Это не просто упражнение чистой мысли, поскольку эти открытия обычно связаны с вопросом выживания человеческой расы, который должен быть решен или, по крайней мере, часто упоминается в противостоянии фабул. Тем не менее, значительная часть постоянного интереса к историям ужасов связана с открытием неизвестного. Большинство историй ужасов в значительной степени являются репрезентациями процессов открытия, а также часто служат поводом для формирования гипотез со стороны аудитории, и, как таковые, эти истории вовлекают нас в драму доказательства.
Ужасы и Саспенс
Ключевым элементом повествования в большинстве историй ужасов является саспенс.

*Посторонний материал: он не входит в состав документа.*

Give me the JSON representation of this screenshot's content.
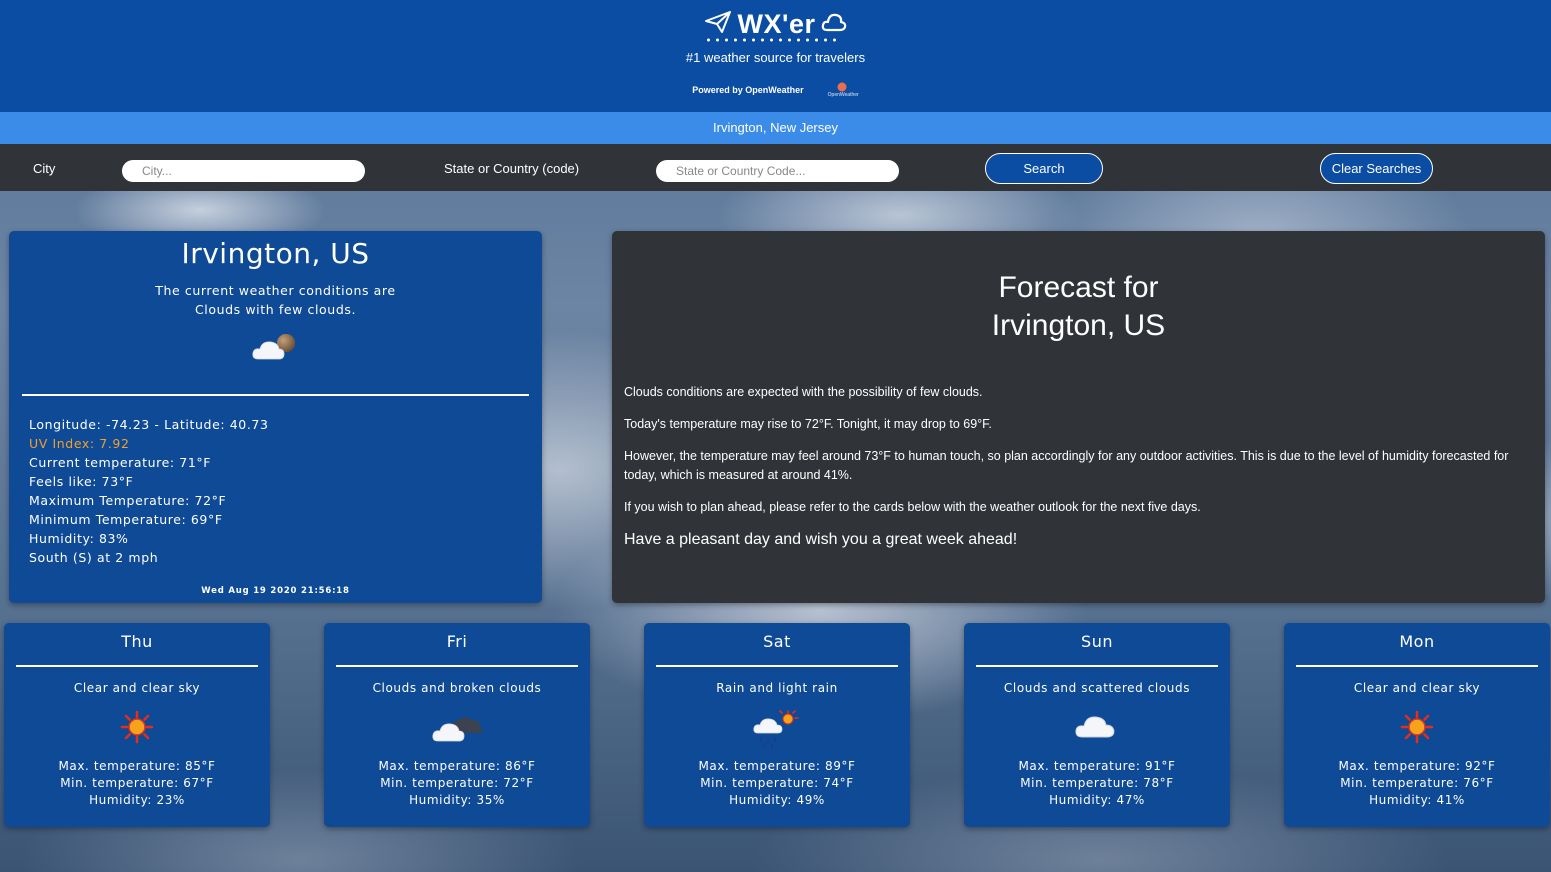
{
  "header": {
    "logo_text": "WX'er",
    "tagline": "#1 weather source for travelers",
    "powered_by": "Powered by OpenWeather",
    "partner_logo_text": "OpenWeather"
  },
  "location_bar": {
    "text": "Irvington, New Jersey"
  },
  "search": {
    "city_label": "City",
    "city_placeholder": "City...",
    "city_value": "",
    "state_label": "State or Country (code)",
    "state_placeholder": "State or Country Code...",
    "state_value": "",
    "search_button": "Search",
    "clear_button": "Clear Searches"
  },
  "current": {
    "city": "Irvington, US",
    "conditions_line1": "The current weather conditions are",
    "conditions_line2": "Clouds with few clouds.",
    "icon": "few-clouds-icon",
    "coords": "Longitude: -74.23 - Latitude: 40.73",
    "uv_index": "UV Index: 7.92",
    "current_temp": "Current temperature: 71°F",
    "feels_like": "Feels like: 73°F",
    "max_temp": "Maximum Temperature: 72°F",
    "min_temp": "Minimum Temperature: 69°F",
    "humidity": "Humidity: 83%",
    "wind": "South (S) at 2 mph",
    "timestamp": "Wed Aug 19 2020 21:56:18",
    "uv_color": "#f0a030"
  },
  "summary": {
    "title_line1": "Forecast for",
    "title_line2": "Irvington, US",
    "p1": "Clouds conditions are expected with the possibility of few clouds.",
    "p2": "Today's temperature may rise to 72°F. Tonight, it may drop to 69°F.",
    "p3": "However, the temperature may feel around 73°F to human touch, so plan accordingly for any outdoor activities. This is due to the level of humidity forecasted for today, which is measured at around 41%.",
    "p4": "If you wish to plan ahead, please refer to the cards below with the weather outlook for the next five days.",
    "closing": "Have a pleasant day and wish you a great week ahead!"
  },
  "forecast": [
    {
      "day": "Thu",
      "conditions": "Clear and clear sky",
      "icon": "sun-icon",
      "max": "Max. temperature: 85°F",
      "min": "Min. temperature: 67°F",
      "humidity": "Humidity: 23%"
    },
    {
      "day": "Fri",
      "conditions": "Clouds and broken clouds",
      "icon": "broken-clouds-icon",
      "max": "Max. temperature: 86°F",
      "min": "Min. temperature: 72°F",
      "humidity": "Humidity: 35%"
    },
    {
      "day": "Sat",
      "conditions": "Rain and light rain",
      "icon": "rain-icon",
      "max": "Max. temperature: 89°F",
      "min": "Min. temperature: 74°F",
      "humidity": "Humidity: 49%"
    },
    {
      "day": "Sun",
      "conditions": "Clouds and scattered clouds",
      "icon": "scattered-clouds-icon",
      "max": "Max. temperature: 91°F",
      "min": "Min. temperature: 78°F",
      "humidity": "Humidity: 47%"
    },
    {
      "day": "Mon",
      "conditions": "Clear and clear sky",
      "icon": "sun-icon",
      "max": "Max. temperature: 92°F",
      "min": "Min. temperature: 76°F",
      "humidity": "Humidity: 41%"
    }
  ],
  "colors": {
    "header_bg": "#0a4da3",
    "location_bar_bg": "#3a8ce8",
    "search_bar_bg": "#303338",
    "card_bg": "#0e4a96",
    "summary_bg": "#303338"
  }
}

Нарративный саспенс может возникать в рамках большинства, если не всех, сюжетных движений, рассмотренных в предыдущем разделе. Например, инцидент в начале действия может включать в себя преследование невинной жертвы. Или наших первооткрывателей может преследовать монстр, что приведет к напряженной сцене погони. Подтверждение может произойти, когда монстр незаметно окружит тех, кто обсуждает его существование, а столкновения, конечно, могут стать поводом для напряженных битв, от которых зависит судьба человеческой жизни. Аналогичным образом, напряженность может сопутствовать подготовке к эксперименту Прорицателя или самому эксперименту.

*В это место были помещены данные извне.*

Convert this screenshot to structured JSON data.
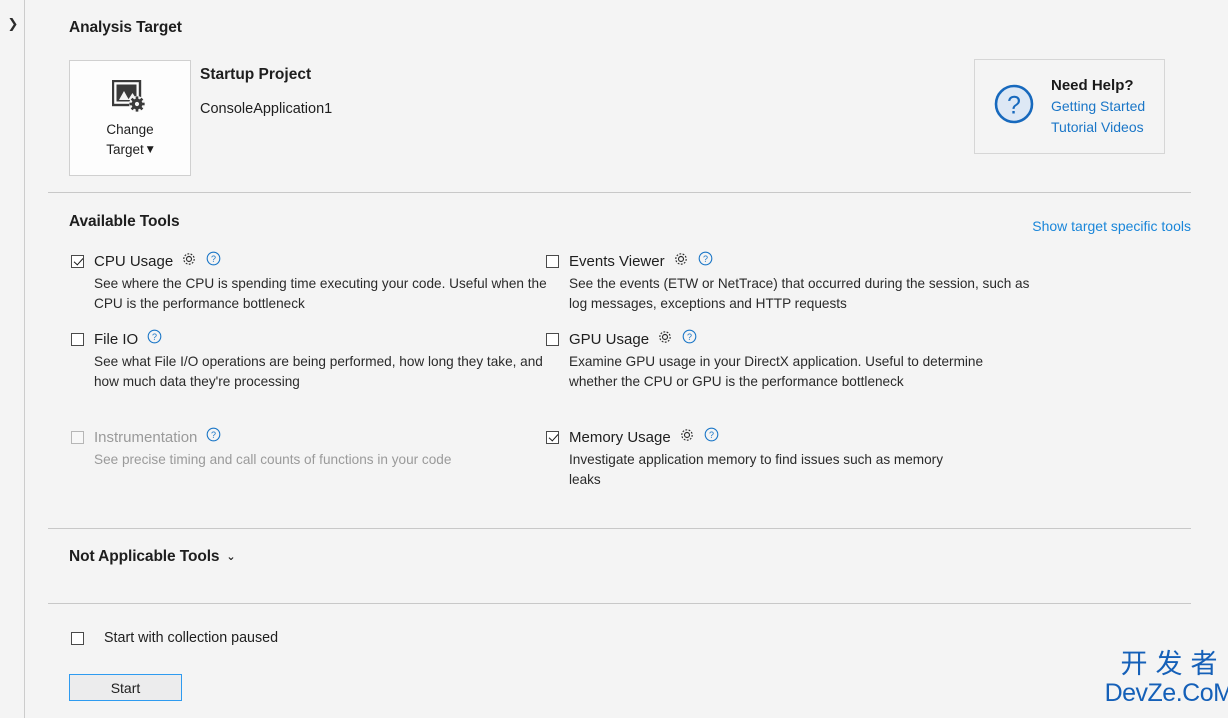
{
  "rail": {
    "expand_icon": "chevron-right-icon",
    "expand_glyph": "❯"
  },
  "analysis_target": {
    "title": "Analysis Target",
    "change_target": {
      "line1": "Change",
      "line2": "Target",
      "caret": "▼",
      "icon": "picture-settings-icon"
    },
    "project_label": "Startup Project",
    "project_name": "ConsoleApplication1"
  },
  "help": {
    "icon": "question-circle-icon",
    "title": "Need Help?",
    "links": [
      "Getting Started",
      "Tutorial Videos"
    ],
    "link_color": "#1a76c7"
  },
  "available_tools": {
    "title": "Available Tools",
    "show_target_specific_link": "Show target specific tools",
    "tools": [
      {
        "name": "CPU Usage",
        "checked": true,
        "enabled": true,
        "has_gear": true,
        "has_help": true,
        "description": "See where the CPU is spending time executing your code. Useful when the CPU is the performance bottleneck"
      },
      {
        "name": "File IO",
        "checked": false,
        "enabled": true,
        "has_gear": false,
        "has_help": true,
        "description": "See what File I/O operations are being performed, how long they take, and how much data they're processing"
      },
      {
        "name": "Instrumentation",
        "checked": false,
        "enabled": false,
        "has_gear": false,
        "has_help": true,
        "description": "See precise timing and call counts of functions in your code"
      },
      {
        "name": "Events Viewer",
        "checked": false,
        "enabled": true,
        "has_gear": true,
        "has_help": true,
        "description": "See the events (ETW or NetTrace) that occurred during the session, such as log messages, exceptions and HTTP requests"
      },
      {
        "name": "GPU Usage",
        "checked": false,
        "enabled": true,
        "has_gear": true,
        "has_help": true,
        "description": "Examine GPU usage in your DirectX application. Useful to determine whether the CPU or GPU is the performance bottleneck"
      },
      {
        "name": "Memory Usage",
        "checked": true,
        "enabled": true,
        "has_gear": true,
        "has_help": true,
        "description": "Investigate application memory to find issues such as memory leaks"
      }
    ]
  },
  "not_applicable": {
    "title": "Not Applicable Tools",
    "caret": "⌄",
    "caret_icon": "chevron-down-icon"
  },
  "footer": {
    "paused_checkbox_label": "Start with collection paused",
    "paused_checked": false,
    "start_button_label": "Start",
    "start_button_border_color": "#2e9bf0"
  },
  "watermark": {
    "chinese": "开发者",
    "latin": "DevZe.CoM",
    "color": "#1560b8"
  }
}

В то же время саспенс может возникать не только в рамках отдельных сюжетных ходов, подсцен и последовательностей, из которых они состоят; саспенс может возникать и в результате того, как различные сюжетные функции сплетаются воедино. Подтверждение существования монстра может затянуться; власти просто не хотят слушать то, что в фантастике считается разумом. Однако их упрямство позволяет ускользнуть драгоценному времени, в течение которого монстр наращивает свои силы, и тем самым провоцирует напряженность в вопросе о том, сможет ли человечество одержать победу. Точно так же, как только творение проповедника приходит в ярость, возникает напряжение по поводу того, удастся ли ему эффективно противостоять и подчинить себе.

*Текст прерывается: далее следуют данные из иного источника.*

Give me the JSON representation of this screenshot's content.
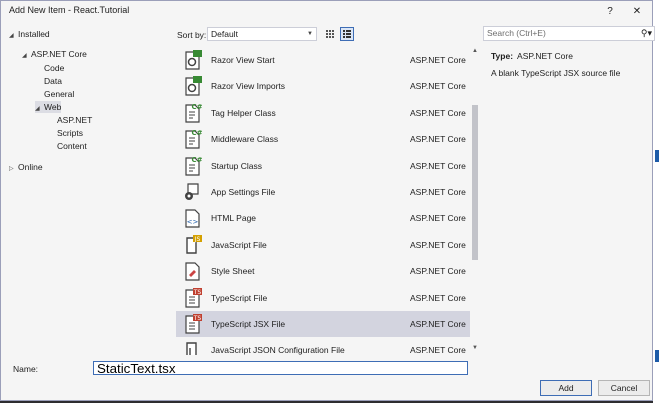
{
  "window": {
    "title": "Add New Item - React.Tutorial",
    "help_label": "?",
    "close_label": "✕"
  },
  "tree": [
    {
      "label": "Installed",
      "tri": "◢",
      "indent": 0,
      "selected": false
    },
    {
      "label": "ASP.NET Core",
      "tri": "◢",
      "indent": 1,
      "selected": false
    },
    {
      "label": "Code",
      "tri": "",
      "indent": 2,
      "selected": false
    },
    {
      "label": "Data",
      "tri": "",
      "indent": 2,
      "selected": false
    },
    {
      "label": "General",
      "tri": "",
      "indent": 2,
      "selected": false
    },
    {
      "label": "Web",
      "tri": "◢",
      "indent": 2,
      "selected": true
    },
    {
      "label": "ASP.NET",
      "tri": "",
      "indent": 3,
      "selected": false
    },
    {
      "label": "Scripts",
      "tri": "",
      "indent": 3,
      "selected": false
    },
    {
      "label": "Content",
      "tri": "",
      "indent": 3,
      "selected": false
    },
    {
      "label": "Online",
      "tri": "▷",
      "indent": 0,
      "selected": false
    }
  ],
  "toolbar": {
    "sort_label": "Sort by:",
    "sort_value": "Default",
    "search_placeholder": "Search (Ctrl+E)",
    "search_icon": "⚲▾"
  },
  "items": [
    {
      "name": "Razor View Start",
      "category": "ASP.NET Core",
      "icon": "razor-icon",
      "selected": false
    },
    {
      "name": "Razor View Imports",
      "category": "ASP.NET Core",
      "icon": "razor-icon",
      "selected": false
    },
    {
      "name": "Tag Helper Class",
      "category": "ASP.NET Core",
      "icon": "csharp-class-icon",
      "selected": false
    },
    {
      "name": "Middleware Class",
      "category": "ASP.NET Core",
      "icon": "csharp-class-icon",
      "selected": false
    },
    {
      "name": "Startup Class",
      "category": "ASP.NET Core",
      "icon": "csharp-class-icon",
      "selected": false
    },
    {
      "name": "App Settings File",
      "category": "ASP.NET Core",
      "icon": "settings-file-icon",
      "selected": false
    },
    {
      "name": "HTML Page",
      "category": "ASP.NET Core",
      "icon": "html-file-icon",
      "selected": false
    },
    {
      "name": "JavaScript File",
      "category": "ASP.NET Core",
      "icon": "js-file-icon",
      "selected": false
    },
    {
      "name": "Style Sheet",
      "category": "ASP.NET Core",
      "icon": "stylesheet-icon",
      "selected": false
    },
    {
      "name": "TypeScript File",
      "category": "ASP.NET Core",
      "icon": "ts-file-icon",
      "selected": false
    },
    {
      "name": "TypeScript JSX File",
      "category": "ASP.NET Core",
      "icon": "tsx-file-icon",
      "selected": true
    },
    {
      "name": "JavaScript JSON Configuration File",
      "category": "ASP.NET Core",
      "icon": "json-file-icon",
      "selected": false
    }
  ],
  "details": {
    "type_label": "Type:",
    "type_value": "ASP.NET Core",
    "description": "A blank TypeScript JSX source file"
  },
  "name_field": {
    "label": "Name:",
    "value": "StaticText.tsx"
  },
  "buttons": {
    "add": "Add",
    "cancel": "Cancel"
  },
  "colors": {
    "accent": "#3e6db5",
    "selection": "#d3d4df",
    "dialog_bg": "#f5f5f5"
  }
}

Таким образом, саспенс может присутствовать в историях ужасов на любом уровне повествования. Однако саспенс не является уникальным для ужасов. Ведь саспенс пересекает все жанры. Его можно найти в комедии, мелодраме, криминальных историях, шпионских романах, вестернах и так далее. И хотя саспенс не является отличительной чертой ужастиков от других жанров, и хотя он может присутствовать не в каждом ужастике (вспомните "Модель Пикмана"), тем не менее, он является неотъемлемой частью многих, пусть и не всех, ужастиков. То есть связь между ужасом и саспенсом условна, но при этом неизбежно повсеместна. Таким образом, чтобы досконально осветить то, как функционируют истории ужасов, необходимо показать, как ужас и саспенс могут работать вместе - хотя и условно - в согласии.
Как я покажу, саспенс - это эмоция, отличная от арт-хоррора, потому что у него другой объект; хотя, в то же время, объекты ужаса играют решающую роль в создании саспенса. Но прежде чем объяснить это, необходимо выяснить природу саспенса. И как только природа саспенса будет раскрыта, мы сможем начать иллюстрировать, как саспенс и ужас могут сочетаться в согласованных повествовательных структурах.
Однако охарактеризовать саспенс будет непросто. Ведь хотя это понятие постоянно используется при обсуждении нарративного искусства, оно не подвергалось достаточно точной теоретизации. То есть, несмотря на частое использование, саспенс - довольно аморфное понятие в нарратологии. Например, в своей книге "Narrative Suspense" Эрик Рабкин считает элементом саспенса все, что увлекает читателя за собой. Но это слишком широкое понятие. Например, он включает в понятие "саспенс" продолжение повторяющегося мотива образов.
Обсуждая произведения искусства, критики, кажется, склонны рассматривать любую структуру, которая предполагает предвкушение, как саспенс. Но это значит путать вид с родом. За пределами искусства предвкушение и напряжение можно различить. Как отмечает Гуссерль, каждый опыт в той или иной степени связан с предвосхищением. Но опыт ожидания встречается гораздо реже. Точно так же, когда речь идет о нарративном искусстве, желательно, чтобы понятие ожидания было более узким, чем понятие предвосхищения.
Некоторым современным исследователям нарратива может показаться, что мое утверждение о том, что у нас нет адекватного описания саспенса, преувеличено.